For too long, my retirement planning resembled my off-season coat storage. In my 20s and 30s, as I played a busy game of career hopscotch not entirely uncommon in my field, I'd dutifully plunk a few thousand into my employer-sponsored 401(k) plans. And every few years, when I got a new job, I'd put the old job in deep storage without getting the money out of the pockets. Unlike coats, though, which come out again half a year later, my various 401(k)s just sat there for decaaades.

Some of the plans predated online banking, and locating the account numbers always seemed like such a high hurdle. Phone calls would be involved, as well as endless hold times listening to synthesized light rock. But then I did the quick calculus: If I withstood a few hours of frustration now and tracked down the old funds, I could get all my assets into a retirement account at my bank, and let that compound interest start to rack up—in the same spot, on the same statement, behind the same password!

As it happens, I am hardly the only person to leave money in various old accounts. In the past decade, 25 million Americans—43 percent of Gen Xers and 35 percent of millennials— have lost access to retirement accounts by changing jobs. "It's like leaving your money with someone you're divorced from," says Zaneilia Harris, a certified financial planner and the president of Harris and Harris Wealth Management. Granted, with a 401(k), the money is still yours, and the fee-free total amount still gains interest. But you don't have easy access to it, and you're not adding to its total.

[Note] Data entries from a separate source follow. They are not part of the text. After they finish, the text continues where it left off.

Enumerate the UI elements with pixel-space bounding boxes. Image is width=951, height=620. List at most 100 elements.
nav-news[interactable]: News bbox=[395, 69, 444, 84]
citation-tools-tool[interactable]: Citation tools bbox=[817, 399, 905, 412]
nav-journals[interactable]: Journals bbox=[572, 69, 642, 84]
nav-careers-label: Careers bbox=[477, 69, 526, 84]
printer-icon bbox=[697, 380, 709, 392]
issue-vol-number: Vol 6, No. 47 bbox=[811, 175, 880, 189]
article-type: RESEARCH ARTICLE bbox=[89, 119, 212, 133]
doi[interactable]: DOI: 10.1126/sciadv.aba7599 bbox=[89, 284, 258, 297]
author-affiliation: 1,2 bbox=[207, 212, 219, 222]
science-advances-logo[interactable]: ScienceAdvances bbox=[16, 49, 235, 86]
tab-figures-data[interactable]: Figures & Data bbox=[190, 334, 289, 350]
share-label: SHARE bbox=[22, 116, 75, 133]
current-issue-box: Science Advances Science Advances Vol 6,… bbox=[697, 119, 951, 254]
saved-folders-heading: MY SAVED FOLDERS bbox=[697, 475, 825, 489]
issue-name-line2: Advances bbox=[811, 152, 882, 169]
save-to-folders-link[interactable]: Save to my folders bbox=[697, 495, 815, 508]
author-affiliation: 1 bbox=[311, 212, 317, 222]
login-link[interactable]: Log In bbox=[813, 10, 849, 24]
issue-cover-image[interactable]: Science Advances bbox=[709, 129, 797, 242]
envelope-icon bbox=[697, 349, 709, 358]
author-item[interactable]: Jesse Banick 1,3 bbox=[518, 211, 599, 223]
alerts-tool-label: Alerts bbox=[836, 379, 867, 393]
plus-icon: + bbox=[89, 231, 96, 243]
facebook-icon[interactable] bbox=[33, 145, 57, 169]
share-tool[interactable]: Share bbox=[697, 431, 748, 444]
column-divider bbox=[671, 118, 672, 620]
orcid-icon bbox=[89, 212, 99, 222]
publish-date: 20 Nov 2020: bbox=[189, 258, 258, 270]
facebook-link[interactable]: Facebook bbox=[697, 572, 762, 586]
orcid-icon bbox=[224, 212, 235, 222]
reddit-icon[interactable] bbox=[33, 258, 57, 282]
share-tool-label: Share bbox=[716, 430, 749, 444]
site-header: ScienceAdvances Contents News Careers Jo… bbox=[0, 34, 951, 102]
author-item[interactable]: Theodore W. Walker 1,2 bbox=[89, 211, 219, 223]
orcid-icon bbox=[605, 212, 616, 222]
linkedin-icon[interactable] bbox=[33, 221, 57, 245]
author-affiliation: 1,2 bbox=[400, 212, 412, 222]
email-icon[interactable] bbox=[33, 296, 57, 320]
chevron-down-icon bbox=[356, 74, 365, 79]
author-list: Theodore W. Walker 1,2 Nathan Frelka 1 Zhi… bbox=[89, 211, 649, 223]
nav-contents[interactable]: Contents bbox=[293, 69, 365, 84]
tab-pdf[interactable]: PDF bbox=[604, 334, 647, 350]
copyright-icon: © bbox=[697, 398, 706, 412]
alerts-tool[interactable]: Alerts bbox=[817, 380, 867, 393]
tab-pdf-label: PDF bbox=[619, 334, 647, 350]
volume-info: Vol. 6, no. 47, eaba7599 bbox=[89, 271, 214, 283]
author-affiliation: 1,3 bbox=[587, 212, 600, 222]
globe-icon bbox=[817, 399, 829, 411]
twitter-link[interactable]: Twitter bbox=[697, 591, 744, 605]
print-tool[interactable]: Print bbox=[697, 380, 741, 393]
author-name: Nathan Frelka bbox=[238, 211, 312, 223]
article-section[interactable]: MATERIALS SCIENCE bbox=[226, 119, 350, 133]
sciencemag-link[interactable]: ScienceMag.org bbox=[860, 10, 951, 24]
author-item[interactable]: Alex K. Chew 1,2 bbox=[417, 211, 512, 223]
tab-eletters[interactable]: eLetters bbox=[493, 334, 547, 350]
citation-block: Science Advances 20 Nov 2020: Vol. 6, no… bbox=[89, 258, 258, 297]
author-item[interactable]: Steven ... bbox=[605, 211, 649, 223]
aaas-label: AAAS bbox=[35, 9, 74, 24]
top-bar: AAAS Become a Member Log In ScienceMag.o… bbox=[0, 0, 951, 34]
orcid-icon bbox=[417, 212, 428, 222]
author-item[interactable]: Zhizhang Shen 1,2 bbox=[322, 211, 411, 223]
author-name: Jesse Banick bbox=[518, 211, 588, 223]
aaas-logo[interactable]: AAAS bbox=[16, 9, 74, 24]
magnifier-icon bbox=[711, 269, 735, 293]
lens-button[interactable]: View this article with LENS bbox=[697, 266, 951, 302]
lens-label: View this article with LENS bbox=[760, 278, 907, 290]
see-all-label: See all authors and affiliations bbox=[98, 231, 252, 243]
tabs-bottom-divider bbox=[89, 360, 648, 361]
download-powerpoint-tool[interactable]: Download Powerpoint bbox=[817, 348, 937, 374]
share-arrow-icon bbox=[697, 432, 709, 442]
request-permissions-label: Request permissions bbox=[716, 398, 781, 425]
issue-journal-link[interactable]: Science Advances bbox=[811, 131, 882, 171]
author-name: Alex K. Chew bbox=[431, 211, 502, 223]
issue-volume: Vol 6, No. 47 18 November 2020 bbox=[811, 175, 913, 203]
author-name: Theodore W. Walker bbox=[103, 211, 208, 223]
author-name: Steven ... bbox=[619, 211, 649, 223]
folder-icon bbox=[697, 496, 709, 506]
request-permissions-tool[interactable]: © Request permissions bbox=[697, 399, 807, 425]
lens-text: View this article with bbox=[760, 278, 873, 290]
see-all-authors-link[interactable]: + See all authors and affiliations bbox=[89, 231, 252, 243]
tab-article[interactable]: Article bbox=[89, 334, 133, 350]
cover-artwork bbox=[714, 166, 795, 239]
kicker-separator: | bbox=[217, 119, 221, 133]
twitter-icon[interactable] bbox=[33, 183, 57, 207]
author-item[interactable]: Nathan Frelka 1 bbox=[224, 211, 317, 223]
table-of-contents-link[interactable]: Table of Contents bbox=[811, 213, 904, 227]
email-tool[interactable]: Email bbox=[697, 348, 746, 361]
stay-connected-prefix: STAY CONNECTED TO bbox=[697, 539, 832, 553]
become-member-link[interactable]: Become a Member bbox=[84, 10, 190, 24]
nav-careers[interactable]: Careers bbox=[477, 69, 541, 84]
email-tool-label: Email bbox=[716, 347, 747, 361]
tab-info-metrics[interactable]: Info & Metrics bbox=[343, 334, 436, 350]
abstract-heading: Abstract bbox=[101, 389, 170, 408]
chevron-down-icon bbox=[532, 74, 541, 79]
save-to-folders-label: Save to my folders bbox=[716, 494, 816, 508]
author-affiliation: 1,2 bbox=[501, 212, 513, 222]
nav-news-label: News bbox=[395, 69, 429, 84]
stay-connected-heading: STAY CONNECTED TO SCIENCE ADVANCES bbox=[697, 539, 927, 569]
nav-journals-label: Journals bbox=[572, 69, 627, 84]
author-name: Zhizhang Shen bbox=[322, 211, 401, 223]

If I was being lazy by not hunting down the money, at least I wasn't being totally irresponsible. Had I taken out the money as soon as I left the old job and spent it, or simply put it in a savings account, I would have been hit with a huge tax penalty. To avoid owing money to Uncle Sucker, you have three options: "Leave the funds in the account, move them to the 401(k) at your new job, or roll them into an IRA at another financial institution," Harris says. Trust me— unless you speak fluent investmentese, you want a financial adviser for this chore. Since I was moving all the funds into an IRA at my longtime bank, I got help from my financial adviser there, whose name is Vinita. But you can also hire an independent (and unbiased) adviser and pay an hourly rate, a flat fee, an asset-based fee, or a retainer rate, Harris says.

The process started, as I had feared, with picking up the phone—calling the HR departments at old jobs and finding out which firms had my money. (You can also check the National Registry of Unclaimed Retirement Benefits at unclaimed retirement benefits.com.)

Then the fun kicked in: After conferencing in Vinita, I called the various firms (hello, Fidelity and T. Rowe Price!), armed and ready to verify my identity and request a check. Whenever the service reps asked me something I didn't know, Vinita stepped in and did the translating. The account closing checks were made payable to the mutual fund I'd deposit them into, care of me. When I expressed my disbelief that this process actually involved snail mail and paper checks (isn't Elon Musk about to put a tourist on the moon?) and my fear that porch pirates would abscond with my retirement, Vinita pushed to get the checks sent with tracking numbers.

One hour on the phone and two business days later, I was in possession of a handful of checks that did indeed add up to almost $10,000. I then needed to bring that money to the bank to deposit into my IRA. Because I was this far in—and didn't want to take another chance on the mail or pay for overnight shipping—I chose to hand deliver the checks to Vinita. I'll give you exactly one guess as to where I kept them on my way to the bank. In my jacket pocket.